Measurement of the Relativistic Sunyaev–Zeldovich Correction in RX J1347.5-1145

Co-led with Victoria Butler, Accepted to AJ, link here.

Abstract: We present a measurement of the relativistic corrections to the thermal Sunyaev–Zel'dovich (SZ) effect spectrum, the rSZ effect, toward the massive galaxy cluster RX J1347.5-1145 by combining submillimeter images from Herschel-SPIRE with millimeter wavelength Bolocam maps. Our analysis simultaneously models the SZ effect signal, the population of cosmic infrared background galaxies, and the galactic cirrus dust emission in a manner that fully accounts for their spatial and frequency-dependent correlations. Gravitational lensing of background galaxies by RX J1347.5-1145 is included in our methodology based on a mass model derived from the Hubble Space Telescope observations. Utilizing a set of realistic mock observations, we employ a forward modeling approach that accounts for the non-Gaussian covariances between the observed astrophysical components to determine the posterior distribution of SZ effect brightness values consistent with the observed data. We determine a maximum a posteriori (MAP) value of the average Comptonization parameter of the intracluster medium (ICM) within R2500 to be 〈y〉2500 = 1.56 × 10−4, with corresponding 68% credible interval [1.42, 1.63] × 10−4, and a MAP ICM electron temperature of 〈Tsz〉2500 = 22.4 keV with 68% credible interval spanning [10.4, 33.0] keV. This is in good agreement with the pressure-weighted temperature obtained from Chandra X-ray observations, 〈Tx,pw〉2500 = 17.4 ± 2.3 keV. We aim to apply this methodology to comparable existing data for a sample of 39 galaxy clusters, with an estimated uncertainty on the ensemble mean 〈Tsz〉2500 at the ≃ 1 keV level, sufficiently precise to probe ICM physics and to inform X-ray temperature calibration.

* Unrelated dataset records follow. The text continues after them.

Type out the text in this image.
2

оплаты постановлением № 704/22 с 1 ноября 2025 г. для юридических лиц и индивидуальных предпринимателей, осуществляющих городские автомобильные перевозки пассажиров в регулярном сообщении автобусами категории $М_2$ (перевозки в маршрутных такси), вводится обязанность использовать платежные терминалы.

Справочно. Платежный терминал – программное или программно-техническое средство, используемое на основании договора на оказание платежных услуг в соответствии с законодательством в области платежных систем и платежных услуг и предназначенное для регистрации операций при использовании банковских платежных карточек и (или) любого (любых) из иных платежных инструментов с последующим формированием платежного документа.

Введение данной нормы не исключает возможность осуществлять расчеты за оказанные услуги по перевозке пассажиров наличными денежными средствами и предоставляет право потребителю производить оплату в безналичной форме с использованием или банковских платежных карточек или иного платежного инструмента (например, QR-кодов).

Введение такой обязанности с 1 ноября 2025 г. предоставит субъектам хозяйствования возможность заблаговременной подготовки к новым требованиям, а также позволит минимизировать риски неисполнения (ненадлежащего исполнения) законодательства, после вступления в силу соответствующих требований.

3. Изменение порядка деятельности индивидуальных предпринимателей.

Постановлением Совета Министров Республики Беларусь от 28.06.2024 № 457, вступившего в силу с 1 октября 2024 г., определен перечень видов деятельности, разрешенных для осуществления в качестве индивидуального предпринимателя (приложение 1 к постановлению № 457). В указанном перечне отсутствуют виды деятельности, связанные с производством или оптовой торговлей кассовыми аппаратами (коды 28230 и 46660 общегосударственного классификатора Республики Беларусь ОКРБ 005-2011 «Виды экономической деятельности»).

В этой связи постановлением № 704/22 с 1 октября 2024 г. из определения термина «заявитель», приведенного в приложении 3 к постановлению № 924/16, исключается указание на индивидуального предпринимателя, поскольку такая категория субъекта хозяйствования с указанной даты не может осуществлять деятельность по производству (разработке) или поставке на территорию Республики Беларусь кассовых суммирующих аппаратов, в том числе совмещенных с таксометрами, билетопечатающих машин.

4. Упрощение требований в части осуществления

Non-linear 3D Cosmic Web Simulation with Heavy-Tailed Generative Adversarial Networks

In collaboration with Philippe Berger and George Stein. Accepted to Physical Review D, arXiv link here.

Many inference problems in cosmology incorporate information from simulations when making comparisons to observational data. Comparing data to simulations (e.g., N-body, hydrodynamical, etc.) can be challenging when the data are high-dimensional and when generating the simulations is computationally expensive. Some summary statistics can be analytically derived (the power spectrum being one example), but for higher order statistics and covariances these analytical prescriptions often have limitations. I am interested in the ways deep generative modeling can be used to bridge the gap between expensive simulations and robust cosmological inference.

My collaborators and I investigated how well generative adversarial networks (GANs) could emulate evolved dark matter density fields trained on ensembles of N-body simulations. Deep learning methods excel at modeling non-linear data, so by emulating directly to the data space, summary statistics like the power spectrum and bispectrum can be predicted well into the small-scale, non-linear regime where analytic methods fail but where there is often more constraining power. In addition to reproducing the two- and three-point statistics of GADGET dark matter simulations (and their covariances), we demonstrated the capability for these models to interpolate in redshift space. Work by others following this publication has extended this deep generative modeling approach to interpolate cosmological parameters and model other fields such as those from hydrodynamical simulations.